Noch offensichtlicher wird es, wenn die Immunitätsthese durch den Verweis auf Anliegen verteidigt wird, die außerhalb der Kunst liegen. Je nach Zusammenhang werden hier verschiedene Anliegen herangezogen. So wird etwa argumentiert, dass die Kunst eine gesellschaftliche Funktion erfülle und so dazu beitrage, Bedürfnisse zu erfüllen.

“Aber die weitaus ernstere Folge ist die Bedrohung des Lebensraums, nicht nur der Kunst, sondern auch der freien Entfaltung der Bewohner dieses Raums. Diese hängt ganz wesentlich mit unserer Befähigung zusammen, in Möglichkeitsräumen, im Imaginierten und im Geträumten unterwegs sein zu können, die Normativität des Faktischen zu durchbrechen und die Vorstellungskraft als Korrektiv einzusetzen.”

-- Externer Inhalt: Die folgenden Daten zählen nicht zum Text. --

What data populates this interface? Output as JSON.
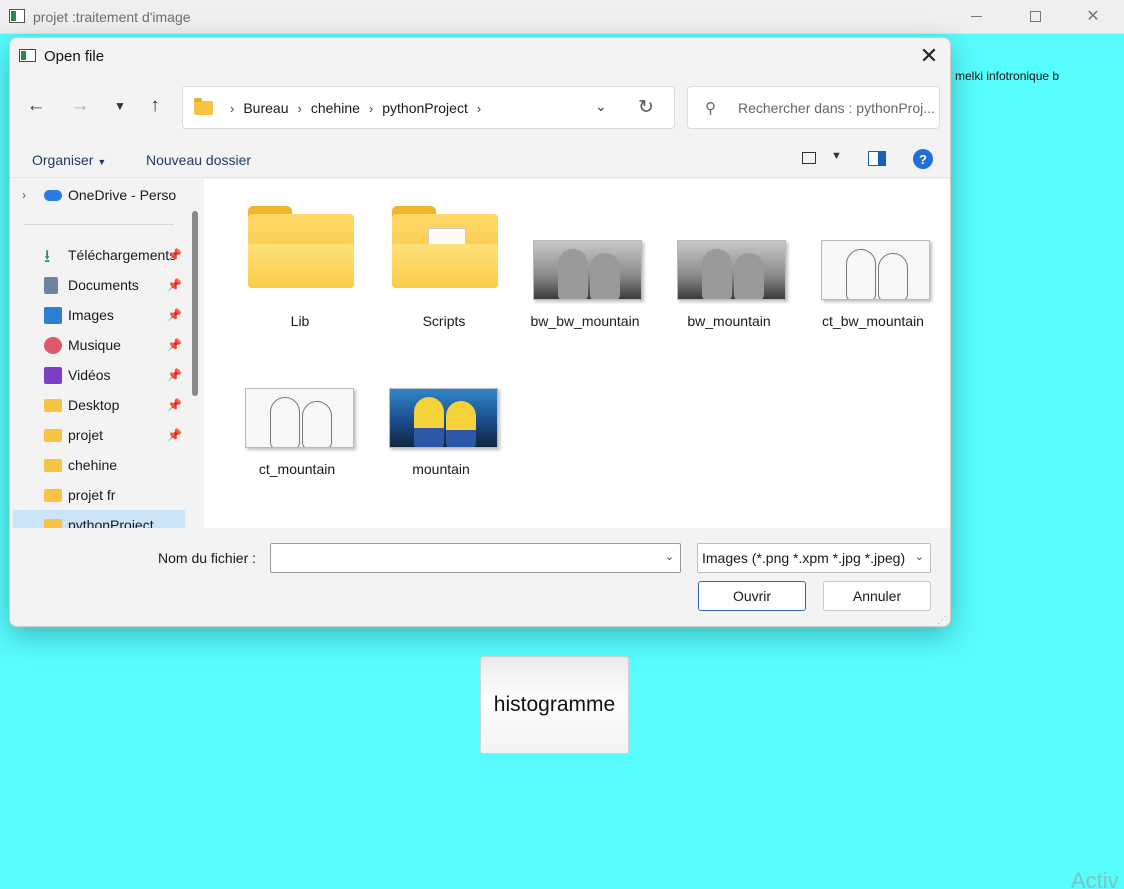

Ganz ähnlich ist das Argument, dass Satire wenn schon nicht alles, dann doch sehr viel dürfen muss, um ihre Funktion, wichtige Diskussionen anzustoßen, wahren zu können.  Hier wird also das Anliegen, eine bestimmte Art der Diskussion zu ermöglichen gegen das Anliegen der “Politischen Korrektheit” abgewogen und für wichtiger befunden. Dies wurde vor allem deutlich, in der Diskussion um die Entfernung von Eugen Gomringers Gedicht Avenidas von der Fassade der Alice-Salomon-Hochschule, in deren Verlauf die Übermalung zu einem „Generalangriff auf unsere Kultur und damit auf unsere Freiheit“ erklärt wurde. Gerade hier wird suggeriert, die Immunitätsthese habe mit Moral nichts zu tun. Auf der einen Seite die „Tugendterroristen“ mit ihren überzogenen moralischen Forderungen, auf der anderen Seite die Verteidiger (absichtlich nicht gegendert) der Freiheit. Wenn nun aber Freiheit kein moralisches Anliegen ist, weiß ich nicht, was überhaupt eines ist.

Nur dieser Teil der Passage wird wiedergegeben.